At times, a few inches of flame along the ground would spread into a patch of brush and roar up several feet high, turning blue-gray smoke into brown billows that dimmed the sun like a cloud.

At one point, the winds picked up and swirled. The fire started misbehaving, jumping into a part of the woods that wasn’t supposed to be burned that day.

As the fire kept trying to exert its independence, burn workers, communicating by walkie-talkies, moved quickly to trouble spots. With hoes and other tools, they forced the fire to cooperate.

The main effect was that a patch of forest that was going to be burned soon got its flame treatment early.
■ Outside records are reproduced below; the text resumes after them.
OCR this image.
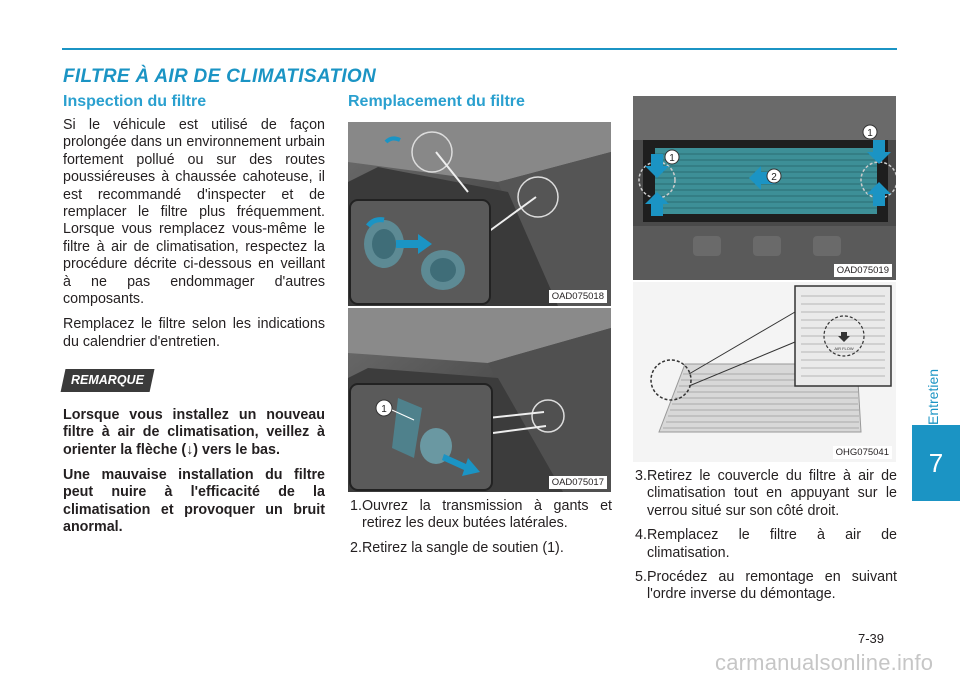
FILTRE À AIR DE CLIMATISATION
Inspection du filtre

Si le véhicule est utilisé de façon prolongée dans un environnement urbain fortement pollué ou sur des routes poussiéreuses à chaussée cahoteuse, il est recommandé d'inspecter et de remplacer le filtre plus fréquemment. Lorsque vous remplacez vous-même le filtre à air de climatisation, respectez la procédure décrite ci-dessous en veillant à ne pas endommager d'autres composants.

Remplacez le filtre selon les indications du calendrier d'entretien.

REMARQUE

Lorsque vous installez un nouveau filtre à air de climatisation, veillez à orienter la flèche (↓) vers le bas.

Une mauvaise installation du filtre peut nuire à l'efficacité de la climatisation et provoquer un bruit anormal.

Remplacement du filtre
OAD075018
1
OAD075017
1. Ouvrez la transmission à gants et retirez les deux butées latérales.
2. Retirez la sangle de soutien (1).
1
1
2
OAD075019
AIR FLOW
OHG075041
3. Retirez le couvercle du filtre à air de climatisation tout en appuyant sur le verrou situé sur son côté droit.
4. Remplacez le filtre à air de climatisation.
5. Procédez au remontage en suivant l'ordre inverse du démontage.
Entretien
7
7-39
carmanualsonline.info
The Nature Conservancy’s Sam Lindblom, who was in the charge of the burn, said many of the workers - from state and federal agencies and other places - were there for training. They got it, he said.

About 1 million acres of pine savanna used to grace southeastern Virginia, said Bobby Clontz, who manages the Piney Grove Preserve. Less than 1 percent remains.
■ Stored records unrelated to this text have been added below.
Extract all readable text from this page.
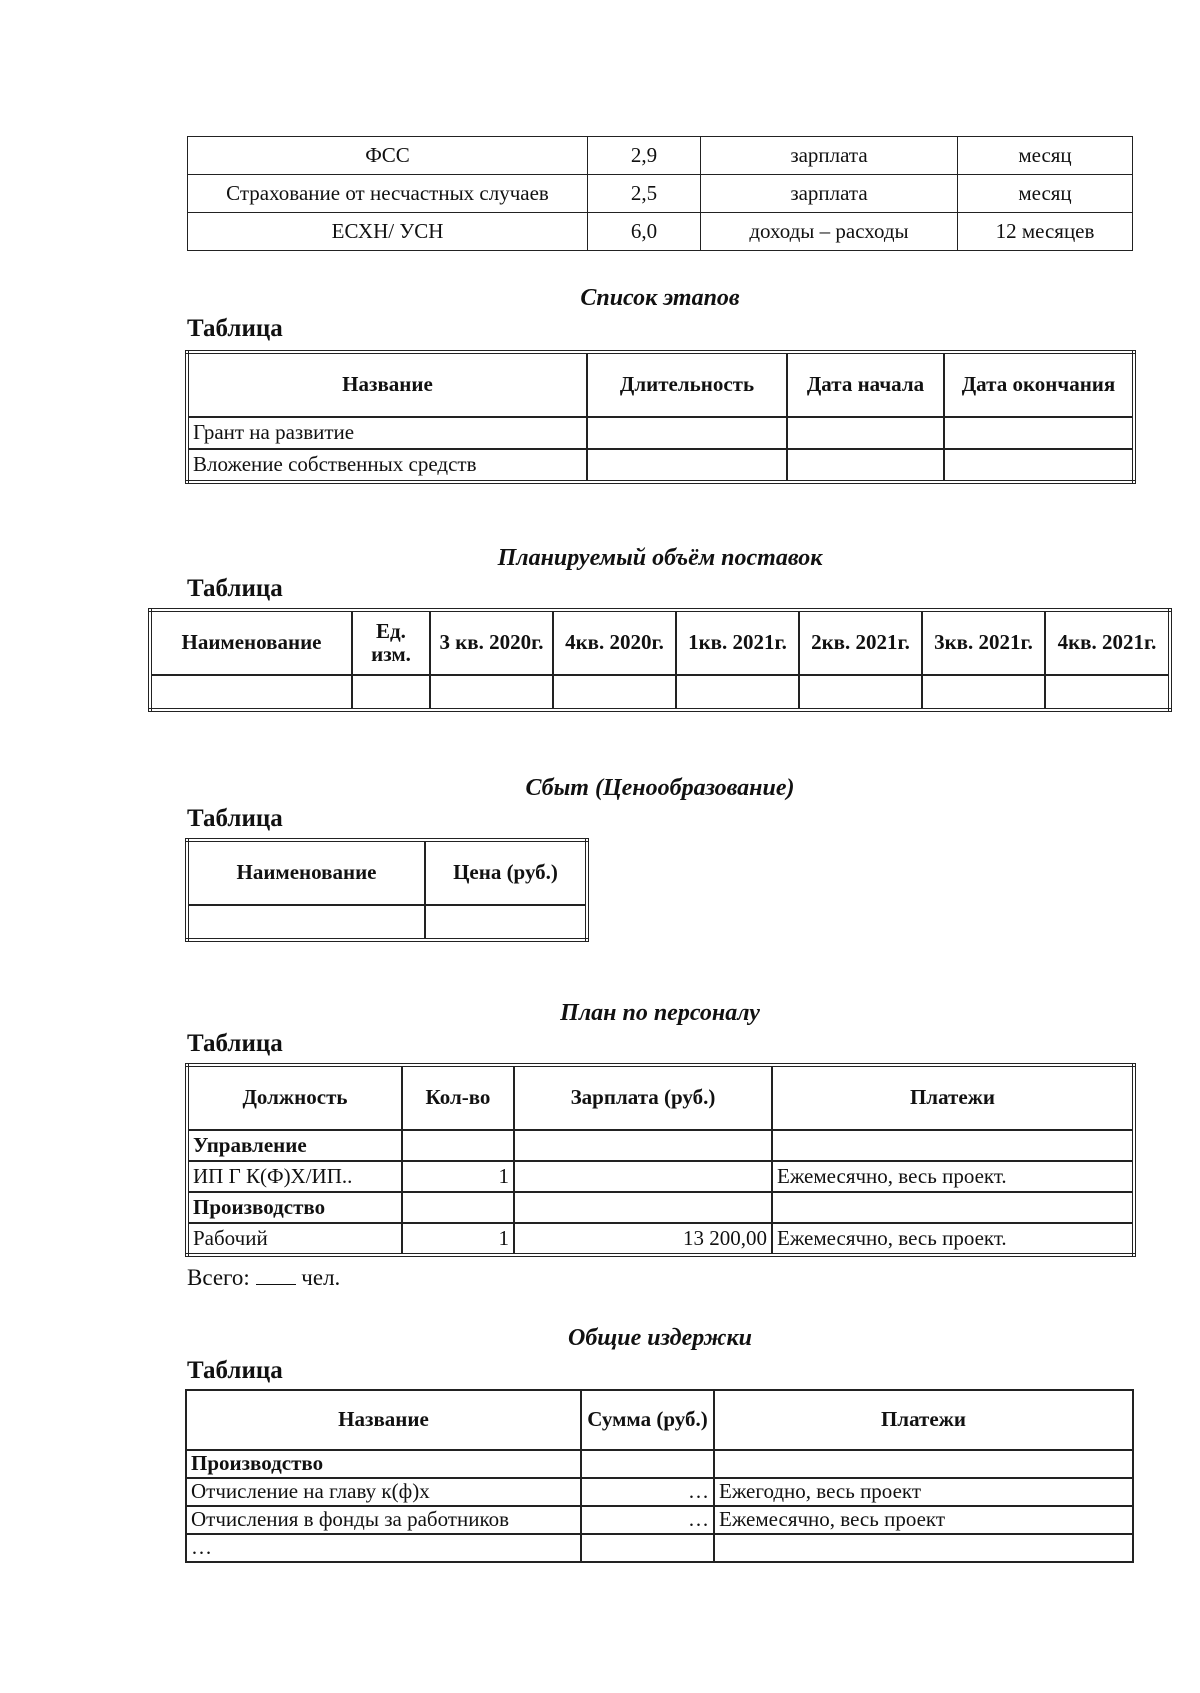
ФСС	2,9	зарплата	месяц
Страхование от несчастных случаев	2,5	зарплата	месяц
ЕСХН/ УСН	6,0	доходы – расходы	12 месяцев
Список этапов
Таблица
Название	Длительность	Дата начала	Дата окончания
Грант на развитие			
Вложение собственных средств			
Планируемый объём поставок
Таблица
Наименование	Ед. изм.	3 кв. 2020г.	4кв. 2020г.	1кв. 2021г.	2кв. 2021г.	3кв. 2021г.	4кв. 2021г.

Сбыт (Ценообразование)
Таблица
Наименование	Цена (руб.)

План по персоналу
Таблица
Должность	Кол-во	Зарплата (руб.)	Платежи
Управление			
ИП Г К(Ф)Х/ИП..	1		Ежемесячно, весь проект.
Производство			
Рабочий	1	13 200,00	Ежемесячно, весь проект.
Всего: чел.
Общие издержки
Таблица
Название	Сумма (руб.)	Платежи
Производство		
Отчисление на главу к(ф)х	…	Ежегодно, весь проект
Отчисления в фонды за работников	…	Ежемесячно, весь проект
…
Once you see a pine savanna, you can understand why people want to save it.

At Piney Grove, big, old-growth pines looked down on a forest floor covered with ferns, blueberries, broom-straw grasses, wild magnolias beginning to bloom and wild azaleas in bloom. You could hear the “jeek!” of adult woodpeckers over the wind in the pines. The forest also harbors birds including summer tanagers, bobwhite quail and wild turkeys.

To truly save the savanna, you need to save the red-cockaded woodpecker, Watts said. The forest can look right and smell right, he said. “But without them here, it’s not complete.”